Autumn overtakes us coyotes with all the wit and subtlety of a drunken buncha city cowboys shooting varmints from the box of a careening half-ton. So, it seems, do the ripening fruits of the Cons' comfortable federal majority.

In the flush of their win (A flush that'll rattle through Canada's sclerotic political plumbing until something inevitably breaks... I digress), they've wasted no time ticking off citizens who didn't vote for 'em and items on their long-deferred bucket list: dusting and re-hanging old queen portraits at Foreign Affairs (Minister John Baird is apparently a fan of queens. We have no information if he's a fan of foreign affairs. The evidence is murky. And I've just digressed a second time in one paragraph.) Pushing an overreaching bill to throw money the country doesn't have at crime that doesn't exist. Hiring $90,000-a-day consultants to tell them how to save money. (Now they admit they don't actually know how...?) And oh, hey, doing their level best to rehabilitate John Diefenbaker.

F'rinstance by renaming icebreakers and public buildings, most lately Ottawa's old city hall, now a satellite office of Foreign Affairs, which for decades has lived up the block in the blasphemously-named Pearson building. For the kids who haven't blown us off for Twitter yet, Pearson was a Nobel Peace Prize winner and a diplomat as well as a liberal PM. Diefenbaker's diplomatic coups seem to have been confined to alternately boring and pissing off John F. Kennedy.

Yet vast mittsful of latter day ReformaTories have declared John Diefenbaker their personal hero. I suspect because they were in utero or in diapers in his heyday, so have no personal experience of the jowly old coot. They do not recall why his own embarrassed party belatedly kidney-punched him, kicking and screaming, into extended care.

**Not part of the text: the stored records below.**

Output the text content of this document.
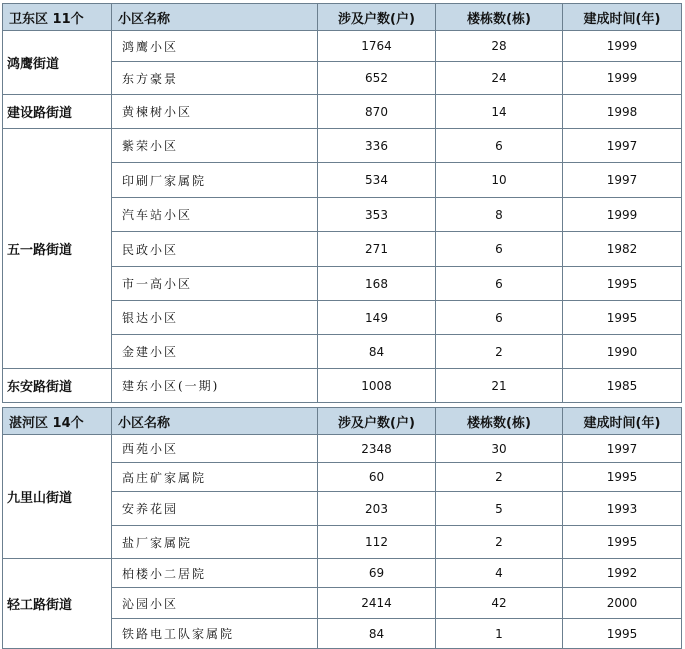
卫东区 11个	小区名称	涉及户数(户)	楼栋数(栋)	建成时间(年)
鸿鹰街道	鸿鹰小区	1764	28	1999
	东方豪景	652	24	1999
建设路街道	黄楝树小区	870	14	1998
五一路街道	紫荣小区	336	6	1997
	印刷厂家属院	534	10	1997
	汽车站小区	353	8	1999
	民政小区	271	6	1982
	市一高小区	168	6	1995
	银达小区	149	6	1995
	金建小区	84	2	1990
东安路街道	建东小区(一期)	1008	21	1985
湛河区 14个	小区名称	涉及户数(户)	楼栋数(栋)	建成时间(年)
九里山街道	西苑小区	2348	30	1997
	高庄矿家属院	60	2	1995
	安养花园	203	5	1993
	盐厂家属院	112	2	1995
轻工路街道	柏楼小二居院	69	4	1992
	沁园小区	2414	42	2000
	铁路电工队家属院	84	1	1995
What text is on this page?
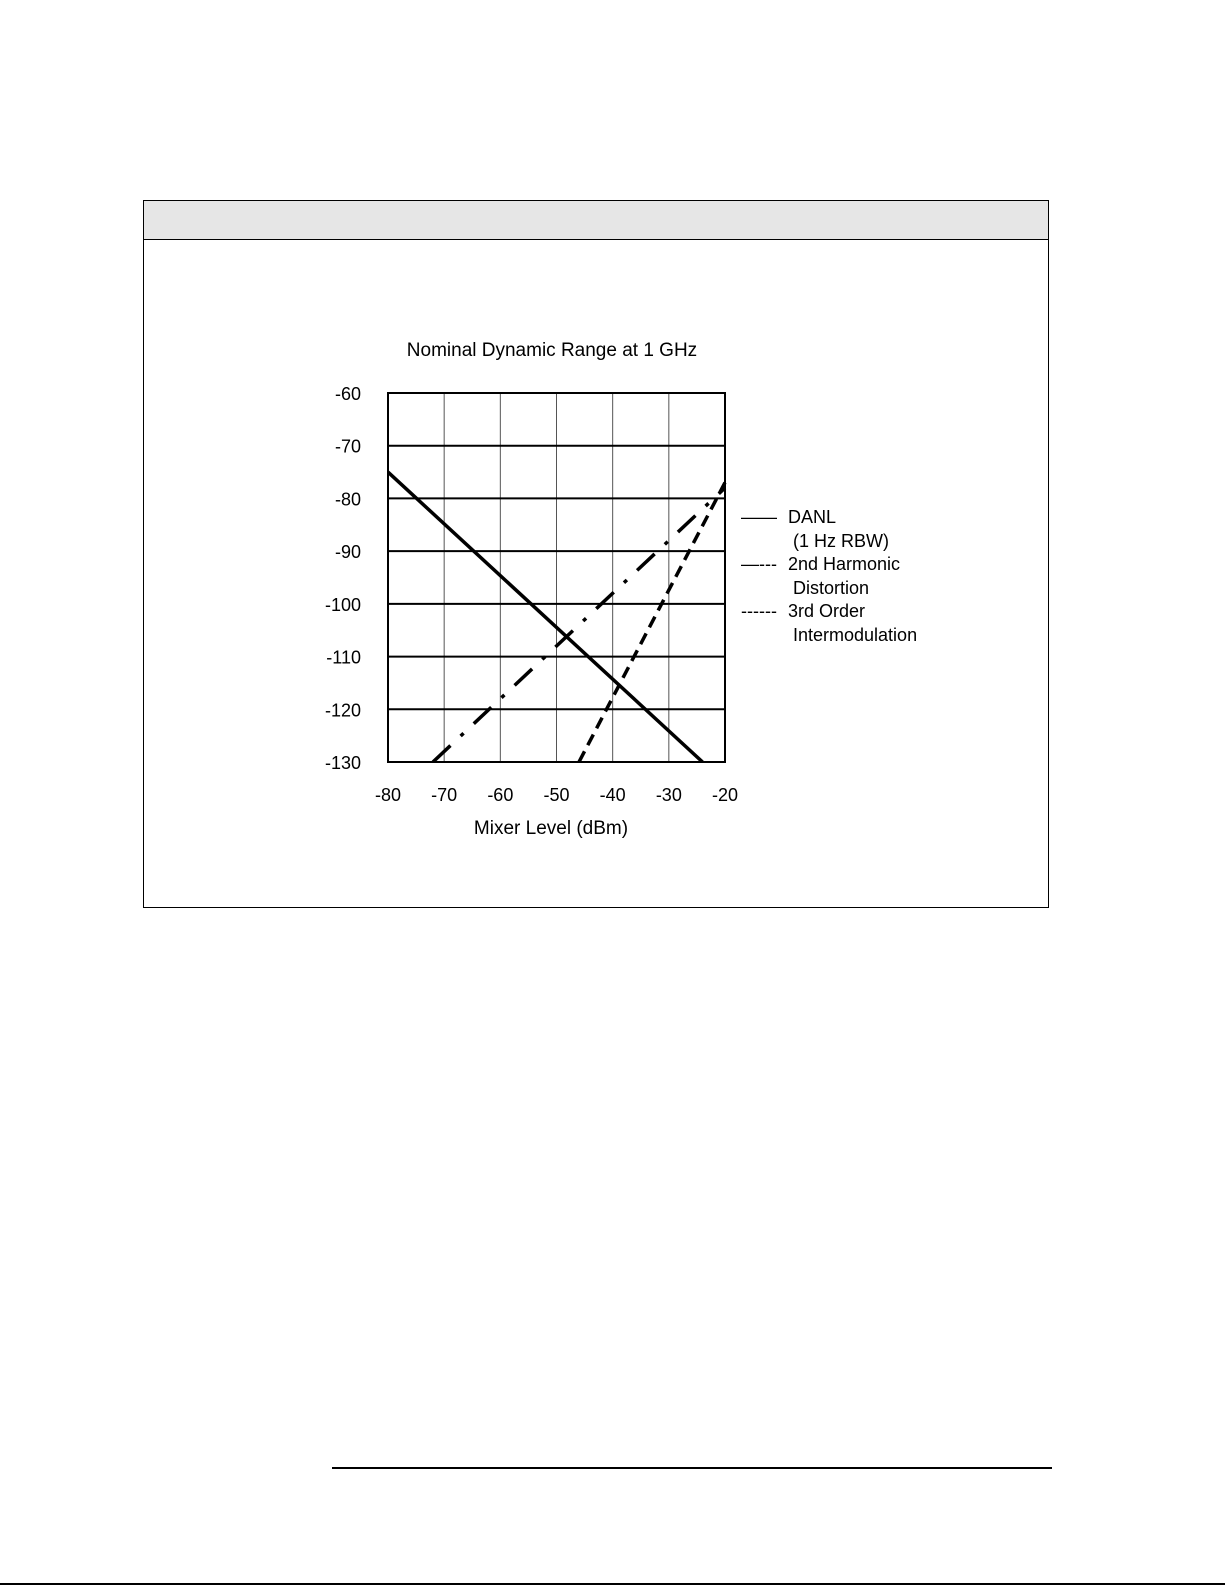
Nominal Dynamic Range at 1 GHz
-80 -70 -60 -50 -40 -30 -20
-60
-70
-80
-90
-100
-110
-120
-130
Mixer Level (dBm)
—— DANL
(1 Hz RBW)
—--- 2nd Harmonic
Distortion
------ 3rd Order
Intermodulation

Certain six-thousand-year-old coyotes were around. And we can tell you. He was a mean-spirited partisan, a quivering, glittering-eyed paranoid whose idea of a really great joke was to verbally acid-wash non-conservatives. His grip on reality was sweaty and tenuous. Many of his policies were logical looneytunes. Long after his best-by, he soldiered on in Parliament, resurrecting petty gripes best left in history's dustbin and hallucinating happier endings for himself.

Oh, ummm, wait... Sigh.

1 comment:

Milan said...

Posts like this cheer me up quite a bit, when I am feeling exhausted by Canadian politics.